Pair Corralation between Virtus Multi and Virtus Bond
Assuming the 90 days horizon Virtus Multi Strategy Target is expected to generate 0.65 times more return on investment than Virtus Bond. However, Virtus Multi Strategy Target is 1.53 times less risky than Virtus Bond. It trades about 0.07 of its potential returns per unit of risk. Virtus Bond Fund is currently generating about -0.02 per unit of risk. If you would invest 1,810 in Virtus Multi Strategy Target on August 27, 2024 and sell it today you would earn a total of 5.00 from holding Virtus Multi Strategy Target or generate 0.28% return on investment over 90 days.
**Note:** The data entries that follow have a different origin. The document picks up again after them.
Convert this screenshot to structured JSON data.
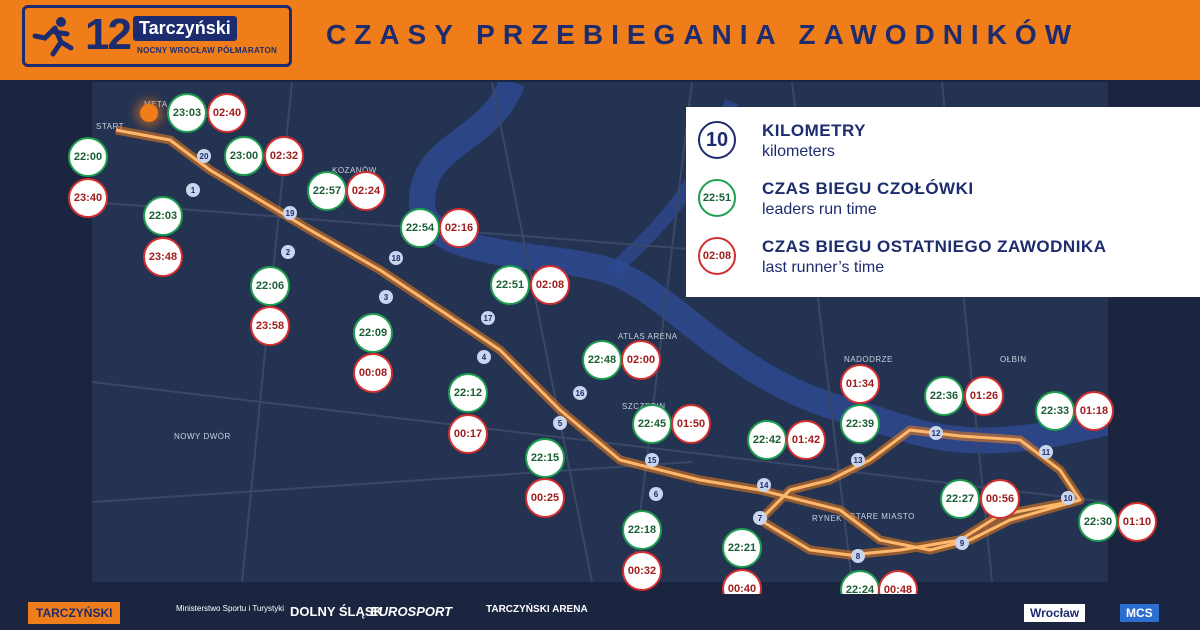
{
  "header": {
    "logo_number": "12",
    "logo_brand": "Tarczyński",
    "logo_subtitle": "NOCNY WROCŁAW PÓŁMARATON",
    "title": "CZASY PRZEBIEGANIA ZAWODNIKÓW"
  },
  "legend": {
    "km": {
      "value": "10",
      "title": "KILOMETRY",
      "subtitle": "kilometers"
    },
    "leader": {
      "value": "22:51",
      "title": "CZAS BIEGU CZOŁÓWKI",
      "subtitle": "leaders run time"
    },
    "last": {
      "value": "02:08",
      "title": "CZAS BIEGU OSTATNIEGO ZAWODNIKA",
      "subtitle": "last runner’s time"
    }
  },
  "map_labels": {
    "meta": "META",
    "start": "START",
    "kozanow": "KOZANÓW",
    "now_dwor": "NOWY DWÓR",
    "szczepin": "SZCZEPIN",
    "nadodrze": "NADODRZE",
    "olbin": "OŁBIN",
    "stare_miasto": "STARE MIASTO",
    "rynek": "RYNEK",
    "arena": "ATLAS ARENA"
  },
  "leader_times": [
    "23:03",
    "23:00",
    "22:00",
    "22:57",
    "22:03",
    "22:54",
    "22:06",
    "22:51",
    "22:09",
    "22:48",
    "22:12",
    "22:45",
    "22:15",
    "22:42",
    "22:39",
    "22:36",
    "22:33",
    "22:18",
    "22:21",
    "22:24",
    "22:27",
    "22:30"
  ],
  "last_times": [
    "02:40",
    "02:32",
    "23:40",
    "02:24",
    "23:48",
    "02:16",
    "23:58",
    "02:08",
    "00:08",
    "02:00",
    "00:17",
    "01:50",
    "00:25",
    "01:42",
    "01:34",
    "01:26",
    "01:18",
    "00:32",
    "00:40",
    "00:48",
    "00:56",
    "01:10"
  ],
  "km_markers": [
    "20",
    "1",
    "19",
    "2",
    "18",
    "3",
    "17",
    "4",
    "16",
    "5",
    "15",
    "14",
    "13",
    "12",
    "11",
    "10",
    "6",
    "7",
    "8",
    "9"
  ],
  "footer": {
    "s1": "TARCZYŃSKI",
    "s2": "Ministerstwo Sportu i Turystyki",
    "s3": "DOLNY ŚLĄSK",
    "s4": "EUROSPORT",
    "s5": "TARCZYŃSKI ARENA",
    "s6": "Wrocław",
    "s7": "MCS"
  },
  "colors": {
    "orange": "#ef7d1a",
    "navy": "#1d2c6e",
    "green": "#1e9e4f",
    "red": "#d32f2f",
    "map": "#253352"
  }
}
Time Period | 3 Months [change] |
Direction | Moves Together |
Strength | Significant |
Accuracy | 100.0% |
Values | Daily Returns |
Virtus Multi Strategy Target vs. Virtus Bond Fund
Performance |
Timeline |
Virtus Multi Strategy |
Virtus Bond Fund |
Virtus Multi and Virtus Bond Volatility Contrast
Predicted Return Density |
Returns |
Pair Trading with Virtus Multi and Virtus Bond
The main advantage of trading using opposite Virtus Multi and Virtus Bond positions is that it hedges away some unsystematic risk. Because of two separate transactions, even if Virtus Multi position performs unexpectedly, Virtus Bond can make up some of the losses. Pair trading also minimizes risk from directional movements in the market. For example, if an entire industry or sector drops because of unexpected headlines, the short position in Virtus Bond will offset losses from the drop in Virtus Bond's long position.Virtus Multi vs. Invesco Global Health | Virtus Multi vs. Prudential Health Sciences | Virtus Multi vs. Fidelity Advisor Health | Virtus Multi vs. Delaware Healthcare Fund |
Virtus Bond vs. Target Retirement 2040 | Virtus Bond vs. Calvert Moderate Allocation | Virtus Bond vs. Hartford Moderate Allocation | Virtus Bond vs. Moderately Aggressive Balanced |
Check out your portfolio center.Note that this page's information should be used as a complementary analysis to find the right mix of equity instruments to add to your existing portfolios or create a brand new portfolio. You can also try the Portfolio Diagnostics module to use generated alerts and portfolio events aggregator to diagnose current holdings.